Our results show that the phyllosphere bacterial community composition is driven by host traits, which is lower than that in neotropical forest [18]. In tropical forests, it is correlated with traits linked to plant resource uptake strategies [18, 72] and growth-mortality trade-off [81]. Similar correlations have been reported in temperate forests [17]. Our phyllosphere bacterial community structure is also linked to traits related to plant resource uptake strategy such as leaf N concentration and SLA (Fig. 3a) and defensive traits such as Phe concentration (Fig. 3b). Taken together, these results suggest that phyllosphere bacterial communities are shaped by the functional strategies of their plant hosts in that the factors driving the plant–microbe associations in the phyllosphere are similar across temperate, subtropical and tropical forests.

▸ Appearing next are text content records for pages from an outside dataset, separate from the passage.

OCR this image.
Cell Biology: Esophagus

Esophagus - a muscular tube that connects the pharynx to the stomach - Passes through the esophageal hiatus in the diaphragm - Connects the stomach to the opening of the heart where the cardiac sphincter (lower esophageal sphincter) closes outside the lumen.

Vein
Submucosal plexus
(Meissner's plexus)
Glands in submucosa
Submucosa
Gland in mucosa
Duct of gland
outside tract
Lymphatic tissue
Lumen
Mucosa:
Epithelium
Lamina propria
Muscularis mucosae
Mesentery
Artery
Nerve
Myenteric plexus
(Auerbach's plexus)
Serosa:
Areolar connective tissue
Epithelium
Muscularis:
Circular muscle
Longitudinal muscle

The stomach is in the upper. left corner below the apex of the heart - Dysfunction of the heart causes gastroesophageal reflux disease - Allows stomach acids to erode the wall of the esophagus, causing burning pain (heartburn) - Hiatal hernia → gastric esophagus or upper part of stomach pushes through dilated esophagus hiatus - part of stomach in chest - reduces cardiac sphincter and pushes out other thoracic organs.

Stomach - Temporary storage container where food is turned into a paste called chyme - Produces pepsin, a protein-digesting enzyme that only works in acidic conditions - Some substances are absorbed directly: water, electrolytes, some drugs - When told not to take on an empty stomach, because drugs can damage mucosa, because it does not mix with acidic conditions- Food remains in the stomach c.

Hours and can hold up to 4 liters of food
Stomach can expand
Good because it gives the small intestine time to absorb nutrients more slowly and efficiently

Among them, the traits linked to plant resource uptake strategies are the most important traits that influence phyllosphere bacterial community structure in temperate, subtropical and tropical forests [17, 18].

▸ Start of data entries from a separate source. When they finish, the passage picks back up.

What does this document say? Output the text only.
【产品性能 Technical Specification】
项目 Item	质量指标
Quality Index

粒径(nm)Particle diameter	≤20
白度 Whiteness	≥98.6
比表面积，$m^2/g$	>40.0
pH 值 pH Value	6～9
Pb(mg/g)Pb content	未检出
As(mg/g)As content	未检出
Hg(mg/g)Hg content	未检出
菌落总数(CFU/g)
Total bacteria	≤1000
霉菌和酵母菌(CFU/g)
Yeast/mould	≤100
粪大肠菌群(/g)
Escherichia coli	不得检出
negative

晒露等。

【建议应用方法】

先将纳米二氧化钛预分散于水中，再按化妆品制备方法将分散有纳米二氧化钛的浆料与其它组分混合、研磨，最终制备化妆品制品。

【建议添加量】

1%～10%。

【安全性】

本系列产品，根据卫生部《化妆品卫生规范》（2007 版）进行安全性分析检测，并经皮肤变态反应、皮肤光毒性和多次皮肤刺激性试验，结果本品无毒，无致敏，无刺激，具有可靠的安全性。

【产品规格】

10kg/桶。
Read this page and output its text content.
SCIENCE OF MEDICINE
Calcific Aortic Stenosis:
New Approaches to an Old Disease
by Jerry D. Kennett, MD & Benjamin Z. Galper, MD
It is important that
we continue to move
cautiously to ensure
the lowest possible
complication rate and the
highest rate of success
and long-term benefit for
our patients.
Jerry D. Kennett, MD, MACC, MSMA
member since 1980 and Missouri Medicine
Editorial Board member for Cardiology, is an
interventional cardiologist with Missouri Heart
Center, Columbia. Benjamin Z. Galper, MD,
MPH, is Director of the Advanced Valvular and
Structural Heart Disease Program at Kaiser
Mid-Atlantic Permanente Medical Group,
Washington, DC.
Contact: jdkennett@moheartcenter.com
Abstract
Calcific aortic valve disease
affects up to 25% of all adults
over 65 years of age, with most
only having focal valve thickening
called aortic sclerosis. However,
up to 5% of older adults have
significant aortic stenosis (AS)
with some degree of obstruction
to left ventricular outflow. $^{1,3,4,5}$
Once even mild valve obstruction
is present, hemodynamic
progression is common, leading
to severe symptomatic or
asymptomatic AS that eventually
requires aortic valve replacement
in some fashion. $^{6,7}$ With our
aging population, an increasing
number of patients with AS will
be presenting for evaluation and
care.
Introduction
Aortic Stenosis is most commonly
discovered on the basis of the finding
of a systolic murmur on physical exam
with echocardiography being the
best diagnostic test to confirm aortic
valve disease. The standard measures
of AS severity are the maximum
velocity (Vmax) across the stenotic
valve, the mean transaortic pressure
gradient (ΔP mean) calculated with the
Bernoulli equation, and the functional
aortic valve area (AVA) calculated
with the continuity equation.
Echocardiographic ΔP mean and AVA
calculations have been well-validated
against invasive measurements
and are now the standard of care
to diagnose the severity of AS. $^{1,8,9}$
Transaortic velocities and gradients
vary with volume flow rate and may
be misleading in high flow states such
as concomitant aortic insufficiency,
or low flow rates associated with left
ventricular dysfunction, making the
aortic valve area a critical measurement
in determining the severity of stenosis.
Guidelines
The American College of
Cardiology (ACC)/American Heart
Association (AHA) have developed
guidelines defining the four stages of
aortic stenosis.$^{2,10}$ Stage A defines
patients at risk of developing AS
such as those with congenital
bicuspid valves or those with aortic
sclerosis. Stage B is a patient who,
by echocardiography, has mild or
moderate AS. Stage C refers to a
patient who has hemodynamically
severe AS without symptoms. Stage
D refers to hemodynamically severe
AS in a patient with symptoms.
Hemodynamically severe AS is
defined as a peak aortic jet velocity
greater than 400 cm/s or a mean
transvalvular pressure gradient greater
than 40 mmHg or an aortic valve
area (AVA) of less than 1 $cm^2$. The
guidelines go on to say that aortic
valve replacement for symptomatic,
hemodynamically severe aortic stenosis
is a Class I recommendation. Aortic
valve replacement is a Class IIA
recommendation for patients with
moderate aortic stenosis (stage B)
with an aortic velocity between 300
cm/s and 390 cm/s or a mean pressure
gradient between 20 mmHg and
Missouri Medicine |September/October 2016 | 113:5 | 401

We observed that phyllosphere fungal community structure is related to plant growth-mortality trade-off strategy (e.g., DBH, height, MR), and, like our bacterial communities, to plant resource uptake strategy (e.g., C, N, Ca) (Fig. 3c), as our bacterial communities. Whether the former relation also applies to other types of forests needs further studies.

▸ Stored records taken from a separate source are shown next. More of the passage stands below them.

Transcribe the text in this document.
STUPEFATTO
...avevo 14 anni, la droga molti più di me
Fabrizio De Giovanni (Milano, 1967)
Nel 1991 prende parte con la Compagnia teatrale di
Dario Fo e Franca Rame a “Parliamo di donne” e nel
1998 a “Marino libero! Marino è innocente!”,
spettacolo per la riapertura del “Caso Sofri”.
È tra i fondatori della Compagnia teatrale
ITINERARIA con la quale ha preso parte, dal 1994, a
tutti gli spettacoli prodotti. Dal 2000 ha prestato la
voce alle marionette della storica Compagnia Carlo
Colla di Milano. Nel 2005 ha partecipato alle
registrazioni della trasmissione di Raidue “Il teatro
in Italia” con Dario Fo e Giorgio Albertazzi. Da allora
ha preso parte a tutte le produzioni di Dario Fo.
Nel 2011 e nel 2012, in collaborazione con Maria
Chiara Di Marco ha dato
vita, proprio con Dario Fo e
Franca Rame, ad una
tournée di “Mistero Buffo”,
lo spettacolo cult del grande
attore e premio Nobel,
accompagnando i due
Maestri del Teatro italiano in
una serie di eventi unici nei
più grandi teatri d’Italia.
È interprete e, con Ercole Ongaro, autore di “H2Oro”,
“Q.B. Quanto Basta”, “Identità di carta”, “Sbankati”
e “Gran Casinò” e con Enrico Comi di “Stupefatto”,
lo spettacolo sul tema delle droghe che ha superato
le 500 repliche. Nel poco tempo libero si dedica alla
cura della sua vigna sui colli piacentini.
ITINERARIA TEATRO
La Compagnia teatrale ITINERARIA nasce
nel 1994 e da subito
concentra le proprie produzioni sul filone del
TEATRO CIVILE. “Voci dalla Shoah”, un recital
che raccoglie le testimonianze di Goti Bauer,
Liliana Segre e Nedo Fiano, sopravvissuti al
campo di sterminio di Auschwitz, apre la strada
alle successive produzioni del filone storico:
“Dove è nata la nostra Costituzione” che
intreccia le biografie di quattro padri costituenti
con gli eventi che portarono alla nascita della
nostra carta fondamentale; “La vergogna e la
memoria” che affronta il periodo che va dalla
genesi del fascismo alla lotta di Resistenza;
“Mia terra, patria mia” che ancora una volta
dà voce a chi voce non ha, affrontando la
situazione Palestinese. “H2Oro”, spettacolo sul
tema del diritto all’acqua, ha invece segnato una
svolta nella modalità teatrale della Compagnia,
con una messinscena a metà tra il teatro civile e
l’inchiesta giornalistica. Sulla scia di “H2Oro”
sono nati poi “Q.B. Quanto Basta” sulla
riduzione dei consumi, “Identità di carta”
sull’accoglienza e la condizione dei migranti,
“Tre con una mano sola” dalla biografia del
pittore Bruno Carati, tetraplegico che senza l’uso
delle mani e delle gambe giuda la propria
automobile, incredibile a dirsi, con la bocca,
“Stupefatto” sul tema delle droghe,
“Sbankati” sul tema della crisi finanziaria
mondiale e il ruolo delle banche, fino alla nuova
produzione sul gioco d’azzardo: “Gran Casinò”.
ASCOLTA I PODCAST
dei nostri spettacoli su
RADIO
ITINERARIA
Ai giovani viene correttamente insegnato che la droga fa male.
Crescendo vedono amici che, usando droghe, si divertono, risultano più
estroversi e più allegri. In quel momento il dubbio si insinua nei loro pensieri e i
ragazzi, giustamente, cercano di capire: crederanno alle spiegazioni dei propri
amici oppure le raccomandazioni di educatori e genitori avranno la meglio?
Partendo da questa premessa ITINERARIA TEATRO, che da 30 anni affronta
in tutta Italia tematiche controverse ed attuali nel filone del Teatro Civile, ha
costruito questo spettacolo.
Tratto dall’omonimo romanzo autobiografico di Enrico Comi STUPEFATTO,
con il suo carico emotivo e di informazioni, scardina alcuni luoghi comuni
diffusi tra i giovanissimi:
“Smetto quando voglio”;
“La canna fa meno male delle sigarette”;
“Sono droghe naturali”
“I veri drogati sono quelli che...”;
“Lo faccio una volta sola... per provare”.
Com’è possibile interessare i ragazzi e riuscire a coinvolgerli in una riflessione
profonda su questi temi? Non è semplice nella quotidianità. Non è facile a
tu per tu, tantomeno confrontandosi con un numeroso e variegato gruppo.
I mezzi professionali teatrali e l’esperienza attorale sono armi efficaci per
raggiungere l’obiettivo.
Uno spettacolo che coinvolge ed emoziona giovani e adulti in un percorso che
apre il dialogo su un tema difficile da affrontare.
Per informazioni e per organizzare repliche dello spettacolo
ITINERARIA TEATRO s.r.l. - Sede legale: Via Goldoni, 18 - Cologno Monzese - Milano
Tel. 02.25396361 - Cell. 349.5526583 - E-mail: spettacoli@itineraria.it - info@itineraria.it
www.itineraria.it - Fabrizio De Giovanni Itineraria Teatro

Our data indicate that leaf Ca concentration is the most important factor among the traits and it is significantly negatively related to bacterial Shannon and Pielou indices (Fig. 4a, b). This may be attributed to that Ca is one of the components of cell walls that play an important role in blocking bacteria. Thus, host species with higher leaf Ca concentration would have lower phyllosphere bacterial Pielou and Shannon indices, which has been observed in tropical tree species [18]. We found that variation in fungal community composition was largely explained by host species identity while IV is the most powerful explanatory variable among the traits in explaining fungal Shannon and Pielou indices, but height and DBH are not significantly correlated to these indices. These findings indicate that, relative to bacteria, variations in community composition and diversity of phyllosphere fungi are more host species-specific.

Conclusions

In this study, we demonstrate, for the first time, the natural subtropical tree phyllosphere bacterial and fungal communities across diverse tree species. Furthermore, we explored the roles of host species identity, host traits and seasonality on phyllosphere microbial community structure and diversity. Our key findings include: (1) phyllosphere of subtropical tree species share a “core microbiome”; (2) host species identity is a stronger driver of subtropical tree phyllosphere microbial communities than seasonality; (3) there is a strong clustering of the phyllosphere assemblage amongst trees by seasonality, and the seasonality effects are more on bacterial than fungal community assembly; and (4) there are significant evolutionary associations between host species and phyllosphere microbiome. Our findings suggest that subtropical tree phyllosphere bacterial and fungal communities vary with host species identity, traits and seasonality. The strong relationship between host plant importance in plant community and the phyllosphere fungal communities highlights the necessity of integrative studies towards incorporating host plant community assembly with phyllosphere microbial community assembly. Moreover, our results, together with the information on plant–microbe associations in the phyllosphere of tropical and temperate forests, can advance our understanding of the patterns and drivers of phyllosphere microbial community assembly in natural zonal forests at a global scale. It is also of interest to understand whether a phyllosphere core microbiome is shared by different types of forests and how they will vary under the scenarios of global change.